7500=>1.5 billion exxageration …. 🙂

Anonymous Anonymous Coward says:

Cyber vs Real World

There should be no difference between the real world and on the Internet. If it is illegal in the real world, then it should be illegal on the Internet. If it isn’t illegal in the real world, then it should not be illegal on the Internet. No special laws needed.

If there is a problem on the Internet that is not addressed in the real world, one really has to ask themselves why!

Baldaur Regis (profile) says:

What we need...

…is to look at online copyright infringement ONLY (as its the content owners causing the most ruckus right now) and forget about online scams/gambling/atrocity du jour that’s being lumped under the heading of ‘cybercrime’.

We need two numbers: one, the percentage of content infringers as a percentage of the global online population; and two, of that percentage, what is the percentage of casual infringers, i.e., those who would purchase digital content if conditions were right.

In other words, how many hardcore pirates are actually out there, those for whom piracy itself is the attraction? And how many people just pirate for convenience? My (totally empirical) gut feeling is the hardcore number is a tiny fraction of a percent; most casual infringers I know would LOVE to get archival quality copy direct from the source if cost, no DRM and other concerns were satisfied.

If the numbers are large, the current efforts towards paywalls, DRM and basically the way the world is now can be justifiably argued. If the numbers are small, we need yell them at the content providers, and keep yelling until they listen.

Digitari says:


wait, if they are using “hollywood” accounting, is that not an infringement of a trade (not so) secret?? will they now be arrested by a SWAT team??

will they close down any and all the grocery stores nearby for “money laundering” and or the gas stations

what if they bought lottery tickets with their ill gotten money??

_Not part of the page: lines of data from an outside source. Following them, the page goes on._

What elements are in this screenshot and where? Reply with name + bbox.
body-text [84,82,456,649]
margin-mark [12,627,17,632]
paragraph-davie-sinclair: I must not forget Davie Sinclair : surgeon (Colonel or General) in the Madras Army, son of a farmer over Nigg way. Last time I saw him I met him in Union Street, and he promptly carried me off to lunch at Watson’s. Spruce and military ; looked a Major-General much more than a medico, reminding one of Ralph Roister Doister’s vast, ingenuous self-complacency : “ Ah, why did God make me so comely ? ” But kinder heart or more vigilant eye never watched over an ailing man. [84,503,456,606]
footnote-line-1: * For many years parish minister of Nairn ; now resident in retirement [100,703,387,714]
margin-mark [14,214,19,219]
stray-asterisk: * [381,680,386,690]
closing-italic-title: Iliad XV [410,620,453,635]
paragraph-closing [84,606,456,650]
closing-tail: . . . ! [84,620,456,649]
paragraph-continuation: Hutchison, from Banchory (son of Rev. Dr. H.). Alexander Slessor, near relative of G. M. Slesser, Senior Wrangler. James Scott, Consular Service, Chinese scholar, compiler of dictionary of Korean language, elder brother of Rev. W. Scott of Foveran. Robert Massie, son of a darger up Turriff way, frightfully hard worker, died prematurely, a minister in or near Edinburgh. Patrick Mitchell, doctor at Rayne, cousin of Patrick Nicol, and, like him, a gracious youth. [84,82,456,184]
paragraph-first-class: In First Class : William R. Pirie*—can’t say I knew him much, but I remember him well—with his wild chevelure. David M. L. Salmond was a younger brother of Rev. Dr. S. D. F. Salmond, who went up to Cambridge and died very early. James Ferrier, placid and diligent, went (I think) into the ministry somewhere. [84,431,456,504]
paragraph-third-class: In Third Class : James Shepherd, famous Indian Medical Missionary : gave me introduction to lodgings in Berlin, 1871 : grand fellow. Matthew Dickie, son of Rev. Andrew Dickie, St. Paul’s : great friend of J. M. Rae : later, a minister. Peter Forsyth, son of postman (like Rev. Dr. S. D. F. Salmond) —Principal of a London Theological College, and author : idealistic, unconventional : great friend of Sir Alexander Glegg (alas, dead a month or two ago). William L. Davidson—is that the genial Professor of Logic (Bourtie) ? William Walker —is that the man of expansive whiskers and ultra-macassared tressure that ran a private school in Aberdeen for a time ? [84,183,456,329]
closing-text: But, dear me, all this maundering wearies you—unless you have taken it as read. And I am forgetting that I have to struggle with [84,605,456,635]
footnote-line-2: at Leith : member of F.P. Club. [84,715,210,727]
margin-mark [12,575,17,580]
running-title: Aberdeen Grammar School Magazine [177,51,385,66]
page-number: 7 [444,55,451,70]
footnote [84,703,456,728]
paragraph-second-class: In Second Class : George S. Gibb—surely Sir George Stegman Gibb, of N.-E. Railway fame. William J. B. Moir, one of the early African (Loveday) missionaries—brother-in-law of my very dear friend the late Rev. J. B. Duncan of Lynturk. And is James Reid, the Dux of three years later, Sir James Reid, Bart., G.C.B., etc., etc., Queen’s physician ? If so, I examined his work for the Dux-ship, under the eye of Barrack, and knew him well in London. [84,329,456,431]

Hollywood accounting Must be preserved at all costs. right??

?where’s my shill check?

That Anonymous Coward (profile) says:

But but but there is money to be made!!!
We have to have these horrible problems to justify paying our ‘good friends’ firms, with former government types pitching for them, tons of your money to gain nothing but more headaches for regular people!

Cybercrime its like real crime, except all cyber so you can’t actually see the end result, just take our word for it happening.